You can either make your photos or rely on those generated by others and stored in a registry. You create your image by writing a Dockerfile with a simple syntax for defining the steps required to create and run the image. Each Dockerfile instruction builds a layer in the image. Only the changed layers are rebuilt when you edit the Dockerfile and rebuild the image. Compared to other virtualization technologies, this is part of what makes pictures so light, tiny, and fast.
- Containers
A container is a runnable image. You can start, stop, move, or destroy a container using the Docker API or CLI. You can add storage to a container, link it to one or more networks, or even create a new image from its current configuration.

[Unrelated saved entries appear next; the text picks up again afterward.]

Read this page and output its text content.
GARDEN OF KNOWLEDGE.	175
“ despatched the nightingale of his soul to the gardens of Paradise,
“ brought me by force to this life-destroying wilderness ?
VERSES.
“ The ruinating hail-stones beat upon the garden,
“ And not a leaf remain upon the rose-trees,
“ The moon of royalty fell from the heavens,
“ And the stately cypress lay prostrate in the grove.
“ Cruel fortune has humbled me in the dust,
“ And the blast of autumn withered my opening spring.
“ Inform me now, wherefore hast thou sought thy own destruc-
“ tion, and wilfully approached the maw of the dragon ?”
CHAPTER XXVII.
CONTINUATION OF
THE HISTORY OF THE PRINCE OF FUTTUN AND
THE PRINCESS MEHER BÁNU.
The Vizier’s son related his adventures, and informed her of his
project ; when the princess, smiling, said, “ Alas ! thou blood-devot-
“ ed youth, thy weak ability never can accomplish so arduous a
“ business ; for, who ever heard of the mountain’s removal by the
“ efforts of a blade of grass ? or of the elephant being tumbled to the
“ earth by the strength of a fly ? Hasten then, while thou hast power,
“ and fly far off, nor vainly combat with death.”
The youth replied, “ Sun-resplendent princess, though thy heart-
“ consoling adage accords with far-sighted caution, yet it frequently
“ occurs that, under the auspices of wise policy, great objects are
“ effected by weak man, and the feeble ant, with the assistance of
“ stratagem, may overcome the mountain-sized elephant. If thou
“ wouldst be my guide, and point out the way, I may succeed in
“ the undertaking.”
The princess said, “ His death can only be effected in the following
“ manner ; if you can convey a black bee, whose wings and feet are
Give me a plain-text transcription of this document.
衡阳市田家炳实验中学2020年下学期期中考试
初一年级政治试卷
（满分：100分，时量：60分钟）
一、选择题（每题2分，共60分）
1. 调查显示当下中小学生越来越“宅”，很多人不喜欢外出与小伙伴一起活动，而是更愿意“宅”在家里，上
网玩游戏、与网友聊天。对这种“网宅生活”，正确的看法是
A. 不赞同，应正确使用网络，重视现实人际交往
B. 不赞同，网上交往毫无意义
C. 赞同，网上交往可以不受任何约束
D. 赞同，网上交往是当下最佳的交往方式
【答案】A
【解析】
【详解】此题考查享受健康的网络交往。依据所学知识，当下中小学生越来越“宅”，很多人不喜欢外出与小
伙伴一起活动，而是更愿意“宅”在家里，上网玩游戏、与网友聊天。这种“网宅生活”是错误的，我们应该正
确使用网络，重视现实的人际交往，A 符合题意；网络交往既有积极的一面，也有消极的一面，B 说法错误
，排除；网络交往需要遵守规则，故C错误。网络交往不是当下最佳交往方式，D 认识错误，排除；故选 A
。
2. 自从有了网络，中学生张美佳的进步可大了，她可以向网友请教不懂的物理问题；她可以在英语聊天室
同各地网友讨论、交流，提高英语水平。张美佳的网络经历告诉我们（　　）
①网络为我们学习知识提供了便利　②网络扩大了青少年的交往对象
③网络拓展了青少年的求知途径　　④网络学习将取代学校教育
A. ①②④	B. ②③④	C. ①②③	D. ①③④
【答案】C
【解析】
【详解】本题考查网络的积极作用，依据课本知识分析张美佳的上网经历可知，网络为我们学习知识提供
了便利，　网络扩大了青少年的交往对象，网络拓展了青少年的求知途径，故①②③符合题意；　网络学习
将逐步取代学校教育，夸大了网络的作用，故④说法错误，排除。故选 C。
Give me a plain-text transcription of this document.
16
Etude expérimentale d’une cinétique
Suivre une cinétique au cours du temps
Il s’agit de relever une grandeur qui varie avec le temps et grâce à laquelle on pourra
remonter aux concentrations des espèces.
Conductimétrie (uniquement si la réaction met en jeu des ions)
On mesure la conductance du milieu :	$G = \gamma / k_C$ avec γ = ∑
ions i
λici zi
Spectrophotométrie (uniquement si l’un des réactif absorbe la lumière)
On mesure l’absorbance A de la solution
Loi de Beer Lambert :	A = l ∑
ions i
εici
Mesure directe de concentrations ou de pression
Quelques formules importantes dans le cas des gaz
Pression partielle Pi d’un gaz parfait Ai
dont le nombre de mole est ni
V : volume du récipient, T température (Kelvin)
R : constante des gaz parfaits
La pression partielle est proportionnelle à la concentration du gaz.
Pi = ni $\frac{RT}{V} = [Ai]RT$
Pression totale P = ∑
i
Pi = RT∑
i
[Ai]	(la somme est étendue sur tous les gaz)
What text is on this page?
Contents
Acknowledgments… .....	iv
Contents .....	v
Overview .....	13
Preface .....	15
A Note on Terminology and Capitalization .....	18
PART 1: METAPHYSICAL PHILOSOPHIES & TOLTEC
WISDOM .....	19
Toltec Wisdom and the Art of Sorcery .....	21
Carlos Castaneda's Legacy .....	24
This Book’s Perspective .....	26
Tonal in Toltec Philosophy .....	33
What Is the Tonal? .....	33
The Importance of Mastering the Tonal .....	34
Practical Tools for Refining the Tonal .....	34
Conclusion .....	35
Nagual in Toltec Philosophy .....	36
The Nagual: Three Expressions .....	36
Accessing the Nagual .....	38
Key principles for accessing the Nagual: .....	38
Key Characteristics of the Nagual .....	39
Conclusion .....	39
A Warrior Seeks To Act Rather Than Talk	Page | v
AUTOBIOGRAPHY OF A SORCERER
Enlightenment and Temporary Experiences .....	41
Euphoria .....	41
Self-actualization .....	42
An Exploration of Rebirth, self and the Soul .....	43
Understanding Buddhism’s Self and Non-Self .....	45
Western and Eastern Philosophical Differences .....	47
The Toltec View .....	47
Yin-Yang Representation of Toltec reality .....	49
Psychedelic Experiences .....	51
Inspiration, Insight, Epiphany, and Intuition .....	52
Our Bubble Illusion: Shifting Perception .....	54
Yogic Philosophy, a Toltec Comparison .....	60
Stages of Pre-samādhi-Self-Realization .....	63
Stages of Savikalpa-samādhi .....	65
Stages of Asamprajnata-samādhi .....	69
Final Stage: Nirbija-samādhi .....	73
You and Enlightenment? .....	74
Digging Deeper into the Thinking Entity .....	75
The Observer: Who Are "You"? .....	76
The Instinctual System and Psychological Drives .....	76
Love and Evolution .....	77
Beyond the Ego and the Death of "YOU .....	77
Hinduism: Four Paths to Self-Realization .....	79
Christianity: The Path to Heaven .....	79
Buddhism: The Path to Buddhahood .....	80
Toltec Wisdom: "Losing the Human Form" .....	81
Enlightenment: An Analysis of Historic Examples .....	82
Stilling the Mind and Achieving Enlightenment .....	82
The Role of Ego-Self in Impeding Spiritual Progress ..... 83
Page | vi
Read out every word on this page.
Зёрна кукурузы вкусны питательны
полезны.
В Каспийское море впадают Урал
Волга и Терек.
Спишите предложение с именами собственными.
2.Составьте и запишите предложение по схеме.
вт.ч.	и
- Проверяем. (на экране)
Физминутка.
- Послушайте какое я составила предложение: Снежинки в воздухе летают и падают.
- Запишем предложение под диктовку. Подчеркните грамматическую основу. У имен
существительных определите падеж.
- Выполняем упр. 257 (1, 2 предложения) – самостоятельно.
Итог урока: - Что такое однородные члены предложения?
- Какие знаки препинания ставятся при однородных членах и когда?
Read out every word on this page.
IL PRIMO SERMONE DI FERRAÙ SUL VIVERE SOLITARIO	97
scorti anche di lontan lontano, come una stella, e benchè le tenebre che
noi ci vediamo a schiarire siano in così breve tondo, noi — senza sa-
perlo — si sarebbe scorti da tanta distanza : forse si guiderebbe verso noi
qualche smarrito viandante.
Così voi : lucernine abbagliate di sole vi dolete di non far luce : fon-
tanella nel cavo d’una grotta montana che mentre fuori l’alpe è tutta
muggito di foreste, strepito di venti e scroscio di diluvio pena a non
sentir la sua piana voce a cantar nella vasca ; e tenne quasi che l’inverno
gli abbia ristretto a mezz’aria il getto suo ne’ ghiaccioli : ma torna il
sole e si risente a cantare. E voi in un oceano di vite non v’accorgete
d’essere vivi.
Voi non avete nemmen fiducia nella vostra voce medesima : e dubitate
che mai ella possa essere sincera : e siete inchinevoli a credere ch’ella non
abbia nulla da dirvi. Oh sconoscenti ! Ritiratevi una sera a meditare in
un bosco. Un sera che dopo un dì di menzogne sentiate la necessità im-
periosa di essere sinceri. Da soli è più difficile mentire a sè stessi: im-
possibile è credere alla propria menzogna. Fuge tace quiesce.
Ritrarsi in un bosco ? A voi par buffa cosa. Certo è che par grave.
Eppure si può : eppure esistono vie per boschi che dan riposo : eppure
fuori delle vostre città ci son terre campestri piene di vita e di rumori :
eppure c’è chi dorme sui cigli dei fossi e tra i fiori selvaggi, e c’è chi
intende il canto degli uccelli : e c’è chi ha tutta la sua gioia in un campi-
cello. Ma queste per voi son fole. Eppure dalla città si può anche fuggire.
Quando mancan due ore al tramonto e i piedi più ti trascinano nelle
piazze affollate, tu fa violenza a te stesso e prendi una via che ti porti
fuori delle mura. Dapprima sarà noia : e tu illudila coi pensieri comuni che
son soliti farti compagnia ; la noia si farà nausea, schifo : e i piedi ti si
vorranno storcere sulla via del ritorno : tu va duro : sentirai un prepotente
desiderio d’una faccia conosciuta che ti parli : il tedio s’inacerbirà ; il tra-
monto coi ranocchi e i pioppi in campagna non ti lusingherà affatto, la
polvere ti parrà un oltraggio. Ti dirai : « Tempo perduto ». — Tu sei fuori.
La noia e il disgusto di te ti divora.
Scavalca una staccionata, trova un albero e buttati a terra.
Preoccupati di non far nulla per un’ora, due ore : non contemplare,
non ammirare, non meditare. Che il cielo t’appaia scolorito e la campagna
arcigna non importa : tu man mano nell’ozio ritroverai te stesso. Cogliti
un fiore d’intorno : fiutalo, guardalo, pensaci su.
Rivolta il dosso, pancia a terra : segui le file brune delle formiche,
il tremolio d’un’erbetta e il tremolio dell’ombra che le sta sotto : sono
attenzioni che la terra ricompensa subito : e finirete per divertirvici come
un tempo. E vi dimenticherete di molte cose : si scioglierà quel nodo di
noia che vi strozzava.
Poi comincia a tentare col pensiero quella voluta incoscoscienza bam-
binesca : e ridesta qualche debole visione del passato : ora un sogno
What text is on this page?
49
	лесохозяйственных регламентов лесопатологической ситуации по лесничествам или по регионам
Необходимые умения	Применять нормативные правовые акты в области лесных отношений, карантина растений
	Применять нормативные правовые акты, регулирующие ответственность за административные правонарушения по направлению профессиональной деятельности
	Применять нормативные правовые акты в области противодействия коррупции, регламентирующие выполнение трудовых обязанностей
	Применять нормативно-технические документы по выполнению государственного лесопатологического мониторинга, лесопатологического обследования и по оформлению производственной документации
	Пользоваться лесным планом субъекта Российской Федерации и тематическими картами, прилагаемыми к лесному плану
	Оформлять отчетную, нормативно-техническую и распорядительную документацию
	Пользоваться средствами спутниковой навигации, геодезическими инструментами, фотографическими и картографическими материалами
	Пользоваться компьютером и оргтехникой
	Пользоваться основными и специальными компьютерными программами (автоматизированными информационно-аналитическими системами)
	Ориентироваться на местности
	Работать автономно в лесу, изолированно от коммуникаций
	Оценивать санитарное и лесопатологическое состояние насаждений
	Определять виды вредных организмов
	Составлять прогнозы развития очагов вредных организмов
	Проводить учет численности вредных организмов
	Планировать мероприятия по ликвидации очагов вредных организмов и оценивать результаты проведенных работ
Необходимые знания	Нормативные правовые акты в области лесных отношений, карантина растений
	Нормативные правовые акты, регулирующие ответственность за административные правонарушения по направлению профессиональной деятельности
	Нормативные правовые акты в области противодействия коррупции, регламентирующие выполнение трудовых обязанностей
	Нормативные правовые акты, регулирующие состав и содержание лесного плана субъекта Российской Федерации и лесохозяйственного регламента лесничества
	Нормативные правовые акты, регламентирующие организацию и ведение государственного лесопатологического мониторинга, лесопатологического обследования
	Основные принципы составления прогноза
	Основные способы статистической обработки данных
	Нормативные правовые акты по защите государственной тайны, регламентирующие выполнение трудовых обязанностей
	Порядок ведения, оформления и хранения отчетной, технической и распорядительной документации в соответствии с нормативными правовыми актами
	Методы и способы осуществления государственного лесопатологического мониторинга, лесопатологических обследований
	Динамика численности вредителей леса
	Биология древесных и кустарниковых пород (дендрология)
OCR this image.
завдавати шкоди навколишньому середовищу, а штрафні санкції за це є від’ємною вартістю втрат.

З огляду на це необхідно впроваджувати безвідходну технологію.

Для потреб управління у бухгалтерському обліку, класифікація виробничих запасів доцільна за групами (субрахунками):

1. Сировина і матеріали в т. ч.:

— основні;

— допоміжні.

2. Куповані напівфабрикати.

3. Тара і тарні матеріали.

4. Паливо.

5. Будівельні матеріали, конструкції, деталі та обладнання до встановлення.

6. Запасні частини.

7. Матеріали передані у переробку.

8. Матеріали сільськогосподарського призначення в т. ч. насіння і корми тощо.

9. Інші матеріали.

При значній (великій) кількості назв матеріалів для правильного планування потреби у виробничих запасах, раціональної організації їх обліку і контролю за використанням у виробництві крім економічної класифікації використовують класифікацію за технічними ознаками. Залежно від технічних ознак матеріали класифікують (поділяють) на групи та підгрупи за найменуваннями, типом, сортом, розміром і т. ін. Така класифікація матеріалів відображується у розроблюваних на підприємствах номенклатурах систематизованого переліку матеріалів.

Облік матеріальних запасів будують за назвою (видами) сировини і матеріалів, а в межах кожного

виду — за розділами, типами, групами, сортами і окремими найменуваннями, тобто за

By default, a container is often well separated from other containers and its host machine. You control how isolated a container’s network, storage, and other underlying subsystems are from other containers and the host machine.
- Networking
Docker implements networking in an application-driven manner, giving developers various options while preserving enough abstraction. The default Docker network and user-defined networks are the two types of networks accessible. When you install Docker, you receive three distinct networks by default: none, bridge, and host. Docker’s network stack includes the none and host networks. The bridge network automatically builds a gateway and IP subnet, allowing all containers on the network to communicate with one another using IP addresses. This network is not frequently utilized since it is not scalable and limits network usability and service discovery.
Storage
You can store data in a container’s writable layer, but you’ll need a storage driver. It perishes whenever the container is not running because it is non-persistent. Furthermore, transferring this information is difficult. Docker has four options for persistent storage:
- Data Volumes
Data Volumes allow you to create persistent storage and rename volumes, list volumes and see which containers are associated with each volume. Data Volumes reside on the host file system, outside the containers, and are a reasonably efficient copy-on-write method.
- Data Volume Container
A Data Volume Container is an alternate solution that involves hosting a volume in a dedicated container and mounting that volume to additional containers. The volume container can be shared across numerous containers in this case since it is distinct from the application container.
- Directory Mounts
Another alternative is to use a container to mount a host’s local directory. The volumes in the above-described scenarios must be within the Docker volumes folder. However, Directory Mounts can utilize any directory on the Host computer as a source for the volume.
- Storage Plugin
External storage platforms can be connected using Storage Plugins. These plugins transfer storage from the host to an external storage array or appliance.
Docker Registries
Docker registries are services that allow you to store and download images from a central location. A Docker registry, in other terms, is a collection of Docker repositories that each host one or more Docker Images. Docker Hub and Docker Cloud are public registries, but private registries can also be used.
Conclusion
We can begin to grasp the surge in popularity of Docker containers, DevOps adoption, and microservices now that we have seen the many components of the Docker architecture and how they interact together. We can also observe how Docker makes underlying instances lighter, faster, and more resilient, simplifying infrastructure administration. Docker also isolates the application and infrastructure layers, allowing for much-needed mobility, cooperation, and control of the software delivery chain.